In this article the Szeged, Hungary based scholar brings to bear her extensive expertise in the Crimean, Ottoman, and Central European history and chancery practices in examining, on the basis of materials of the Haus-, Hof- und Staatsarchiv and of the Hofkammerarchiv in Vienna, one of the least researched directions of the Crimean Khanate’s diplomatic relations: that with the Habsburg Empire. These relations exemplified the expansion of Crimean diplomatic effort beyond Eastern Europe, traditionally the main sphere of the Khanate’s geopolitical interests as one of the successor states of the Golden Horde, to Central and Western Europe. The establishment of independent relations with the Vienna Habsburgs was based on a commonality of interests between the Khanate and the Empire as pertains to Central Europe. It also illustrated an attempt of the Crimean Khans to pursue their own goals opposite the Ottoman Empire, the Khanate’s suzerain since 1475.
The author divides the nearly one century-long history of the Crimean-Habsburg diplomatic contacts into three periods. The first period starts in 1598 (the article is not consistent as to the year and also gives the dates of 1597 and 1599; 1598 seems preferable as the year of the first Crimean diplomatic mission to Vienna) and ends in 1606. The relations were established in the course of the Long War (1593-1606) between the Ottoman and Habsburg Empires, in which the Crimea participated on the Ottoman side, to the detriment of the security of the Crimea and of the stability of its throne. The establishment of the relations was motivated by the Khanate’s desire, shared by the Habsburg side, for keeping the Crimean troops out of the theatre of the war and for a prompt end to the war. The period was characterised by bilateral exchange of diplomatic missions and ended with the conclusion of the peace treaty of Zsitvatorok negotiated by the Crimean Khan on behalf of the Ottomans.
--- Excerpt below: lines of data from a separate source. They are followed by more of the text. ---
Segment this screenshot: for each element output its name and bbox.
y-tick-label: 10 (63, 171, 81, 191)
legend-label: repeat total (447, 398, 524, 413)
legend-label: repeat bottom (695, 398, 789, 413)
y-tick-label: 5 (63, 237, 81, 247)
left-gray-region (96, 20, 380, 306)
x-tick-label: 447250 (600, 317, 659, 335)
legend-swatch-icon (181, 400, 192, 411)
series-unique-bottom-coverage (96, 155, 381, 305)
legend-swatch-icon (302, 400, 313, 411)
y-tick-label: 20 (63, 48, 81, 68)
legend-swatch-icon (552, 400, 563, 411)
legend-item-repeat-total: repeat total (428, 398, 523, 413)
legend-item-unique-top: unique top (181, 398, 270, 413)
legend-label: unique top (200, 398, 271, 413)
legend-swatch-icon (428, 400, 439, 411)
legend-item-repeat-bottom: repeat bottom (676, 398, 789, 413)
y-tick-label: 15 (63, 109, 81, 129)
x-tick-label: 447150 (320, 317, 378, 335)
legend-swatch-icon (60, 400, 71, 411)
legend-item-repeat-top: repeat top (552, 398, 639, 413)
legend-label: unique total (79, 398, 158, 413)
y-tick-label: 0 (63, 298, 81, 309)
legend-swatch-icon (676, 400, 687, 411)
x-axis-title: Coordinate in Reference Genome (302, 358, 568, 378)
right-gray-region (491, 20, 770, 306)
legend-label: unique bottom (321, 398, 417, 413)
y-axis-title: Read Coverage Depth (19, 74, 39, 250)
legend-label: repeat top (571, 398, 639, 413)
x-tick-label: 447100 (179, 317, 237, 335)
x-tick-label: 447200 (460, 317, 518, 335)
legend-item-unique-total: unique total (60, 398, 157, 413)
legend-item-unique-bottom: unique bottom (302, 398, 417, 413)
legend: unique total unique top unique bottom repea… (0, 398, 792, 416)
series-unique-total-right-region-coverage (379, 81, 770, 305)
Crimean missions to Vienna resumed in 1633. During the second period of their relations, in 1633-1662, the Habsburgs and the Crimean Khans cooperated in order to influence power struggle in Central and Eastern Europe. The two parties aimed at preventing the accession of György II Rákóczi, Prince of Transylvania, to the Polish throne, and lent their support to the Polish-Lithuanian Commonwealth against Sweden and Transylvania in the Northern War of 1655-1660, with the Crimean troops campaigning against the Transylvanian army. The Khanate had previously attempted unsuccessfully to redefine its relations with Transylvania and with two other Ottoman vassal principalities, Moldavia and Wallachia, by imposing an annual tribute on them. The Khanate’s ambitious plans during this period failed to translate into long-term political and diplomatic gains. Significantly, from 1633 onwards (presumed correct reading for the 1663 in the article) the court of Vienna no longer sent reciprocating diplomatic missions to the Crimea, thus signalling its refusal to treat the Khan, de jure Ottoman vassal, as an equal sovereign ruler.
The third period of the Crimean-Habsburg diplomatic relations, 1666-1682, was characterised by the hitherto unprecedented frequency of Crimean missions, the shift of their focus mainly to trade, and the downgrading of the protocol status of the Crimean khan in the Habsburg diplomatic correspondence. The relations appear to have ceased with the second Ottoman siege of Vienna in 1683. The article includes a discussion of the primary sources pertaining to the history of the Crimean-Habsburg relations, Crimean chancery practices, the composition of the Khanate’s missions, their size, and the routes they took to reach the Habsburg Empire. Also addressed are the issues of the accommodations provided for the Crimean missions, the diplomatic protocol adhered to by the Habsburg side and the gifts exchanged. The article is accompanied with a preliminary list of thirty-two Crimean missions to the Habsburgs in 1598-1682. The list includes the names of most of the envoys and the size of most of the missions (which, after the very first one numbering thirty men, ranged between seven and twenty-three men).
Professor Ivanics states her intention to pursue further one of the themes raised in the article, namely the similarities in the geopolitical aspirations of the two Ottoman vassals, the Crimean Khanate and Transylvania, both of which attempted in the middle of the seventeenth century to strengthen their independent foreign policies and to expand their field of activity in Europe vis-à-vis the weakening Ottoman Empire. It is to be hoped that she may also consider an edition of the Crimean letters from the Austrian collections (perhaps, along with the contemporary Latin and Italian translations of the letters no longer extant, as well as the Latin replies sent to the Crimea). Such a publication would be a valuable addition to the already published materials pertaining to the Khanate’s diplomatic relations (e.g., with Muscovy, the Polish-Lithuanian Commonwealth, Sweden, and Denmark). It would not only enhance our knowledge of the Crimean diplomatic history and of the linguistic features of Crimean diplomatic correspondence, but also lend itself to comparative study in these fields and in the field of Jöchid diplomatics in general.